Mortality of critically ill patients of COVID-19 is high and co-morbidities including hypertension, diabetes and coronary artery disease are often present in hospitalised patients. Though 48% of the non-survivors had a co-morbid disease, in multivariate analyses, independent associations of in-hospital death were found to be present with older age, high Sequential Organ Failure Assessment (SOFA) score and elevated d-dimer levels (6). Another study has also identified older patients as a high risk group for mortality (7). In agreement with previously published studies, our analysis also identified Age to be the most important risk factor for mortality among COVID-19 patients. However, the role of delayed hospitalisation following the development of symptoms as another significant risk factor for mortality among COVID-19 patients (after Age) is being reported for the first time.

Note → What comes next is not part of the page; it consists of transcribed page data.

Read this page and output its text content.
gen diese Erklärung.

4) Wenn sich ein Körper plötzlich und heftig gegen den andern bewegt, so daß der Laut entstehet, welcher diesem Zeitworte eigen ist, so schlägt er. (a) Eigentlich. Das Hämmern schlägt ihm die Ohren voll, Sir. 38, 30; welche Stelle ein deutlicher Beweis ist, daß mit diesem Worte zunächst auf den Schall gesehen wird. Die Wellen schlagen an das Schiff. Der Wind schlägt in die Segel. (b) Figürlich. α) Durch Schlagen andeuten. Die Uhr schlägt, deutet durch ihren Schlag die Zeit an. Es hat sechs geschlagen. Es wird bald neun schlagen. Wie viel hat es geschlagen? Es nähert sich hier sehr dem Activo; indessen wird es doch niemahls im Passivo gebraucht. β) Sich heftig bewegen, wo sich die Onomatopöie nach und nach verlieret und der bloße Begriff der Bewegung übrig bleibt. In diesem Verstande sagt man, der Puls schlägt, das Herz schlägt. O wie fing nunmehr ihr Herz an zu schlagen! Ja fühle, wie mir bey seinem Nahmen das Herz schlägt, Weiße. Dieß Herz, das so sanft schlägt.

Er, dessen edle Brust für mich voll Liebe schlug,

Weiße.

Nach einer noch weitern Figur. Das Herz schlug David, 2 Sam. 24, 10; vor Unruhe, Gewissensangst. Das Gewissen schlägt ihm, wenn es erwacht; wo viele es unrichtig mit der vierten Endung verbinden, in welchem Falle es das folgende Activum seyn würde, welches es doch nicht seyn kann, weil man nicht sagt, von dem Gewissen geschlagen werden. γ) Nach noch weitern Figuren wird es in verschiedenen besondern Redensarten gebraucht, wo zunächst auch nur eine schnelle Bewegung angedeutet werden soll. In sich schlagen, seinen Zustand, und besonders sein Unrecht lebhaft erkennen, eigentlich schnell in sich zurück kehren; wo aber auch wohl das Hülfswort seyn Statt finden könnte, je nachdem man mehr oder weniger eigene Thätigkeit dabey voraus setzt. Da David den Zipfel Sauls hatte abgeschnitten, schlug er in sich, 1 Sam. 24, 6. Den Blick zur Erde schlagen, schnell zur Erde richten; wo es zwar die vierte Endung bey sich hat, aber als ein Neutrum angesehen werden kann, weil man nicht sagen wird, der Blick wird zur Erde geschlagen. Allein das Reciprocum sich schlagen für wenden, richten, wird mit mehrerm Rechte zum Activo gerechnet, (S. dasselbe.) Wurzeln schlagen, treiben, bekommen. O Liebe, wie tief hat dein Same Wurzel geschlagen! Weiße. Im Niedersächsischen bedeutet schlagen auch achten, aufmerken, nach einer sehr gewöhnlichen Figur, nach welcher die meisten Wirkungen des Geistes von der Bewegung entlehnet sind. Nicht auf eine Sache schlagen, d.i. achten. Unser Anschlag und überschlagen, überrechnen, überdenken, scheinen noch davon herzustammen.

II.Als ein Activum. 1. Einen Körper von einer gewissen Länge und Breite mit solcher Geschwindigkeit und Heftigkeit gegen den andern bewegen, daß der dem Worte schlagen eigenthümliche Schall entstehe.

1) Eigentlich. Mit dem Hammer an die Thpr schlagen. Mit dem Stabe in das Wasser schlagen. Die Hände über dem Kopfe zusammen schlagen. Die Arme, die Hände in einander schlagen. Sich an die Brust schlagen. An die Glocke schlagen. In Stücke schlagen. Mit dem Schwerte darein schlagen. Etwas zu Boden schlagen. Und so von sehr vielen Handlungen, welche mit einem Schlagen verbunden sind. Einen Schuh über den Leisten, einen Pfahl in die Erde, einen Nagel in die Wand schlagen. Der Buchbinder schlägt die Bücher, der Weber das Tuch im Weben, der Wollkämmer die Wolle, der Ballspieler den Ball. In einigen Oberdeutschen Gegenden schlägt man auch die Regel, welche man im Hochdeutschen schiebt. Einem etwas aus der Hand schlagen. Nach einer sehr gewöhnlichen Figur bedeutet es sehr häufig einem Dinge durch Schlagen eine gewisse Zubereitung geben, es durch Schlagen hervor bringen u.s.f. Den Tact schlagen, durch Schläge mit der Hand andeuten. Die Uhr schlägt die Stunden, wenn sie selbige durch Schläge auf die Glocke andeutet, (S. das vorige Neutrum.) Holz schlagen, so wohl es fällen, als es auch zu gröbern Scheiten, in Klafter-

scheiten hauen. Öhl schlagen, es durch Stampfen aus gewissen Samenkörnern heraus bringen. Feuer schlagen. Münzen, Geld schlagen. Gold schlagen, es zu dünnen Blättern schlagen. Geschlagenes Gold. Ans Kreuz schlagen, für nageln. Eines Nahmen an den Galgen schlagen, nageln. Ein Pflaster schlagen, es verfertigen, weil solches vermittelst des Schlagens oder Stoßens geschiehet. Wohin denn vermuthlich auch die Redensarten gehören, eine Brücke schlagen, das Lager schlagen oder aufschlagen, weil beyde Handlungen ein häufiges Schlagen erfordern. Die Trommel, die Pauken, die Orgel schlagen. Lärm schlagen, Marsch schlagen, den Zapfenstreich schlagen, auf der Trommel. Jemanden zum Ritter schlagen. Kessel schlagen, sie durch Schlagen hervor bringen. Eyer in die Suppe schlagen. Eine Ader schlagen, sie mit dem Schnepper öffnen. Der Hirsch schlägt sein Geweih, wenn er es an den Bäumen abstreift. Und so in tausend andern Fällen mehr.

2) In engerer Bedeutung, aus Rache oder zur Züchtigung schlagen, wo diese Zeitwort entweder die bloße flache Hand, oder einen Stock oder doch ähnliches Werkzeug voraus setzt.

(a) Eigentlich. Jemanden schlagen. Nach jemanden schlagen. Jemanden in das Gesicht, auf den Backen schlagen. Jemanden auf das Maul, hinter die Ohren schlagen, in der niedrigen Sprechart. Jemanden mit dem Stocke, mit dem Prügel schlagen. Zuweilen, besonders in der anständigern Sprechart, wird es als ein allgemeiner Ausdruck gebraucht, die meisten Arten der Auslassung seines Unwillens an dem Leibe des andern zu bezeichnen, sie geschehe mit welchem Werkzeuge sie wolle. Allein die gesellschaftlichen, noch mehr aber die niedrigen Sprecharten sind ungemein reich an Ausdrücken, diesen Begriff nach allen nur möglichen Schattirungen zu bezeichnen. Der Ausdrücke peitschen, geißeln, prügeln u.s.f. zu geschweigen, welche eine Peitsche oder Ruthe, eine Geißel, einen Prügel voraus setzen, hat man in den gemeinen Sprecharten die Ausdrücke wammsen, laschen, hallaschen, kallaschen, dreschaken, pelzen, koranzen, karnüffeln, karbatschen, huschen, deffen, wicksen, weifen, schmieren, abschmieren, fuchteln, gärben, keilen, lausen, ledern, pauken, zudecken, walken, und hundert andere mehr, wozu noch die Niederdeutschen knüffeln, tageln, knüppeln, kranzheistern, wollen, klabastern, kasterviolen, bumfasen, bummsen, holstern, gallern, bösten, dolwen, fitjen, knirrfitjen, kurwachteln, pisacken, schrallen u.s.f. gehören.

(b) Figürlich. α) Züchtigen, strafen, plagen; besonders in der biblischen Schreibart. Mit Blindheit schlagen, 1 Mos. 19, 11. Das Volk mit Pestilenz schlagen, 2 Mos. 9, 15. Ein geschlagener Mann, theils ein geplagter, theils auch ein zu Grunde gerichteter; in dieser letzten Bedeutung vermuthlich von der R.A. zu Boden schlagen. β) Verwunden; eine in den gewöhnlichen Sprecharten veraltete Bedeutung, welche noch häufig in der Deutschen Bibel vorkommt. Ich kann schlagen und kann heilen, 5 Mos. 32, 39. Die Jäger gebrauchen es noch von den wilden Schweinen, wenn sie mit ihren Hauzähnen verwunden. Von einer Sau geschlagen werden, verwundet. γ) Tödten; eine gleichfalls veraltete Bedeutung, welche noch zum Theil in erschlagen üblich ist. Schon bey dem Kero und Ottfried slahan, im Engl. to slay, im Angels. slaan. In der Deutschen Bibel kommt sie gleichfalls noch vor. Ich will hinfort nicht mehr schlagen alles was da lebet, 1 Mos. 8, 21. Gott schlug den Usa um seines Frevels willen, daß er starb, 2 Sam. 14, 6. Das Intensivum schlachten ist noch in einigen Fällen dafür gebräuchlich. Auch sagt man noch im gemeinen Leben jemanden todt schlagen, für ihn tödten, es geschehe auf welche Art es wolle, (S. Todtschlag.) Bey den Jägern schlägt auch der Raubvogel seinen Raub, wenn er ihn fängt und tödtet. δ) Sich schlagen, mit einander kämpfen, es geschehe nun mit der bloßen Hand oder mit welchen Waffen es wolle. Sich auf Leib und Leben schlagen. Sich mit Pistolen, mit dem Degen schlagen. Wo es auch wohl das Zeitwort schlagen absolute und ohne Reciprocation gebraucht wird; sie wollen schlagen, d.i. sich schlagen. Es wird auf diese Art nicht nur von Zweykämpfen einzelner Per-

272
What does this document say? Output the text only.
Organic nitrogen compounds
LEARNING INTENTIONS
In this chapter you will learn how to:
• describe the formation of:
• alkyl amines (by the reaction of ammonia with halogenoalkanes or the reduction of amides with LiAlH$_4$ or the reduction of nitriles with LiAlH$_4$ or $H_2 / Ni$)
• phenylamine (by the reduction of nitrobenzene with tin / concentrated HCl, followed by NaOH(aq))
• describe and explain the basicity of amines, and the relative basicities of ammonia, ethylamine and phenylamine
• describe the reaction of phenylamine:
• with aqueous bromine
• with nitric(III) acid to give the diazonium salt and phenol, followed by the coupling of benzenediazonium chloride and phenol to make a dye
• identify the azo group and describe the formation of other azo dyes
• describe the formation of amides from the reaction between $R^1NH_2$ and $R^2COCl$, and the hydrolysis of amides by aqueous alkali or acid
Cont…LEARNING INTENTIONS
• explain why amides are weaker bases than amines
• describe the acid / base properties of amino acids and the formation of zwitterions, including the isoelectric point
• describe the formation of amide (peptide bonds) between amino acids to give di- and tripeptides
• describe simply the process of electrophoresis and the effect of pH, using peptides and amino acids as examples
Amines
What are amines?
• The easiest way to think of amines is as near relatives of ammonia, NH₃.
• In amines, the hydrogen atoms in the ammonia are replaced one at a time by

The inadequacy of healthcare resources has already been reported to associate with increased mortality among COVID-19 patients (8). However, denial, neglect and inhibition of seeking healthcare support on behalf of the patients, public shame etc. could enhance the risk of mortality. Hence, public awareness of getting healthcare service and hospitalisation at the very onset of the occurrence of symptoms could potentially reduce mortality in patients of COVID-19. Validation of these predictors of mortality in future prospective studies could be useful in identifying and stratifying the risk groups as well as provide necessary healthcare services.
Data Availability
Raw data are available with open source Kaggle.
https://www.kaggle.com/sudalairajkumar/novel-corona-virus-2019-dataset#COVID19_line_list_data.csv
Author Contributions
JS and PC have contributed to the concept and design of the study, data analysis, and writing of the manuscript. Authors have full access to all the data in the study and take responsibility for the integrity and the accuracy of the data analysis. Both authors have approved the final version of the article.
Disclosure Summary
The authors declare no conflict of interest.
Acknowledgements
JS received a research fellowship from Indian Council of Medical Research (No.3/1/3/JRF-2017/HRD-LS/56429/54).